The Basics of Patent Valuation
At its core, a patent’s value is derived from the exclusive rights to deploy a technology it provides to its owner and the legal scope of its language. While they are not the same, exclusive rights can impact scope and vice versa. The claims to exclusivity define the scope of the invention, which is essentially the boundary of the patent owner’s right to exclude anything or anyone falling within claim parameters. The stronger the monopoly over technology, the more leverage a company has to control its application and availability, and therefore its value. However, scope also plays a role with highly exclusive technology that can work against financial interest. A poorly defined scope can make it difficult for potential licensees to apply your technology to their own or to solve novel problems, thus limiting its downstream revenue-generating potential.
Exclusivity and Scope
This delicate balance is why it is important to bring all of the legal implications of a patent into focus in determining its value. The relationship between exclusivity and scope doesn’t always linear. More exclusivity does not always mean a smaller scope and a stronger, more complete monopoly. Licensing opportunities and downstream applications may or may not be impacted by judgments of exclusivity.

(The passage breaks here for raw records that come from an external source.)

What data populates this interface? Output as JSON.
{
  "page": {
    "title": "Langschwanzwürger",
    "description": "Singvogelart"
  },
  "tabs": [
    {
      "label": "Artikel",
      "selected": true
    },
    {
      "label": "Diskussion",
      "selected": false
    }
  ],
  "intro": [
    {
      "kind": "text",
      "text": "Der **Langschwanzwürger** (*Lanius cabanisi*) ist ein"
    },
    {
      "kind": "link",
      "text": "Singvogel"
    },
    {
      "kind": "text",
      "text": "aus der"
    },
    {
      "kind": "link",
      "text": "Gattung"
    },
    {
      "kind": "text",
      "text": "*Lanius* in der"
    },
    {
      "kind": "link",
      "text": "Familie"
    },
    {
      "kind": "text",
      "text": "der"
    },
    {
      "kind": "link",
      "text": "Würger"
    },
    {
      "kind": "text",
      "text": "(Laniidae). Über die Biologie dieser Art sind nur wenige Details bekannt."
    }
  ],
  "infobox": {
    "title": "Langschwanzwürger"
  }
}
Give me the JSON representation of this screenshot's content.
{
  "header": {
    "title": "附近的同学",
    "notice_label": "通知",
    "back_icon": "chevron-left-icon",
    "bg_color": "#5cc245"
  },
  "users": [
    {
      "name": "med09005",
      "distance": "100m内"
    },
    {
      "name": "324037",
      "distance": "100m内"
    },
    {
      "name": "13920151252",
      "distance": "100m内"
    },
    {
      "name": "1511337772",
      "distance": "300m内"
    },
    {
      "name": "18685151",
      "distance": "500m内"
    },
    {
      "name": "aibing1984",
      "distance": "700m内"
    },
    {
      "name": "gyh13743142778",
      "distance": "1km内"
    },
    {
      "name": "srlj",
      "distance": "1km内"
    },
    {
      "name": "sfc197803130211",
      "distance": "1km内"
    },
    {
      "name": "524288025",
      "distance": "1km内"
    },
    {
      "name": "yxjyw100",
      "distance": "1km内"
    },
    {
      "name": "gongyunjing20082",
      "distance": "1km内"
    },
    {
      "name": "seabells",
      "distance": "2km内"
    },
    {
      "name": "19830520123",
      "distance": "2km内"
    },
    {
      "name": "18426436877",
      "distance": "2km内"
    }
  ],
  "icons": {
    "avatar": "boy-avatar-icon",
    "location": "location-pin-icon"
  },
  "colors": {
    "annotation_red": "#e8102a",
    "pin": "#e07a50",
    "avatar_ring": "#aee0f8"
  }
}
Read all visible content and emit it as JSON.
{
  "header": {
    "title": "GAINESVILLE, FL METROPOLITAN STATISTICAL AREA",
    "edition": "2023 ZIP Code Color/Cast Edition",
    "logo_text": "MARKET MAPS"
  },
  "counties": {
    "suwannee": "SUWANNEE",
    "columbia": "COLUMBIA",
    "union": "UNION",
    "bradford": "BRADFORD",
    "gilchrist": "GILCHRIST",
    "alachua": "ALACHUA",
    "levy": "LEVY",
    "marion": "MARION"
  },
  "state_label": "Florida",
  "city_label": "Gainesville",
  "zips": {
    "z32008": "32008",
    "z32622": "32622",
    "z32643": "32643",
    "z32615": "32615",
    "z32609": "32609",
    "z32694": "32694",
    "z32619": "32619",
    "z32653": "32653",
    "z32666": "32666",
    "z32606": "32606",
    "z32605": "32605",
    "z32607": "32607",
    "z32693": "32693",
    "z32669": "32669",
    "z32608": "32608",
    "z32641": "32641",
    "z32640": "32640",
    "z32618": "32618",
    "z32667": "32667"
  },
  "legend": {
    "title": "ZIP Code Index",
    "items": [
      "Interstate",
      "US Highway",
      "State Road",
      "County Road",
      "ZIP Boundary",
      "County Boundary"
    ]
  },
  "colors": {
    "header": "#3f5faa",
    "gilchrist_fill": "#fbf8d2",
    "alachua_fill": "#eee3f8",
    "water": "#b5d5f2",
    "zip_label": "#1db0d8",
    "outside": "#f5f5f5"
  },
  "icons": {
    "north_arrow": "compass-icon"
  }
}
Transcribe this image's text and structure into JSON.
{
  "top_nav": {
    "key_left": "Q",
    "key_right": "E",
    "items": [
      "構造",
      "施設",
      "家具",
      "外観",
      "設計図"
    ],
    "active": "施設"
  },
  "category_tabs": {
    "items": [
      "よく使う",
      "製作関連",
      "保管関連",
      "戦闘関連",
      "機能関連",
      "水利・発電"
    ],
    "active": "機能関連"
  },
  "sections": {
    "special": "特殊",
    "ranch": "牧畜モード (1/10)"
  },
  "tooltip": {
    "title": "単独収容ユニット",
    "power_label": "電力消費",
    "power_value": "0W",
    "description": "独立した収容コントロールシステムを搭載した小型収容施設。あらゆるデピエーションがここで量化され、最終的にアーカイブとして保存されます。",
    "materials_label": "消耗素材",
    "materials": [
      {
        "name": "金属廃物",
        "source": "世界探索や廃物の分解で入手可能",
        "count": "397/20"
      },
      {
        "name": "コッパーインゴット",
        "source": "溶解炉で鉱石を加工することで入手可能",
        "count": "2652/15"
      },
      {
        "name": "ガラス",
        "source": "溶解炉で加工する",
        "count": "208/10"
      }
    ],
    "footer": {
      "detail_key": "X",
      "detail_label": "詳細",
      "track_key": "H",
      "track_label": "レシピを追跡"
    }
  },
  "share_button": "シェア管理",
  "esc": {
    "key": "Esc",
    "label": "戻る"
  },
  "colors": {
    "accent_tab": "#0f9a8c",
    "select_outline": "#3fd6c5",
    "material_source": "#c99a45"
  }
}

This places the wording of a patent in a very important position in determining its value because puts the weight of the law behind them. This can be seen in this year’s Amgen v. Sanofi Supreme Court case which resulted in Amgen’s biotechnology patent being reduced in scope absent precise enablement language in the original patent.
Examples and Applications
The context here powerfully illustrates the importance of thorough patent claims and the complexity that assessing its value can take on. Sanofi argues that patented drugs by Amgen may be similar but not the same, despite their acting similarly in the body. But the issue at hand isn’t that Amgen’s drug doesn’t work on the same physiological receptors. Rather, it does in a way that cannot be produced by the enablement language in the original patent. If enablement leaves out some of the endpoints the original design can reach, there is unprotected white space another inventor can use to achieve similar outcomes.
So, to determine the value of a patent takes a complete view of the IP landscape within an industry or intellectual domain to determine how exclusive the patent really is beyond just the novelty of the design at its core.
Ultimately, a patent isn’t simply valuable for its ability to maintain a monopoly. In an increasingly technologically-driven world, one where standards for technology rise and fall with the growth and collapse of single industries and even companies, a patent is valuable based on how well it can integrate into the existing commercial order. This is why a patent’s place in a portfolio can dictate its true value. Revenue streams can be developed based on the IP’s application, whether it adds to or build on the previous IP or creates its own industry other inventors will build around.
A good example is a period of progress known to many engineers and inventors: the advent and adoption of electricity. Tesla’s AC current, discovered over a century ago, is still considered superior today. But, as the story goes, it was not considered superior by its original core market. Thomas Edison’s DC current was ultimately chosen between the two because the Edison Electric Light Company succeeded in promoting the current’s widespread use. While it can be argued that Tesla had higher-quality IP, its value was virtually zero in the eyes of the marketplace because it could not fit into the electrical infrastructure rapidly being built. In the US, Edison’s DC current is still the standard today.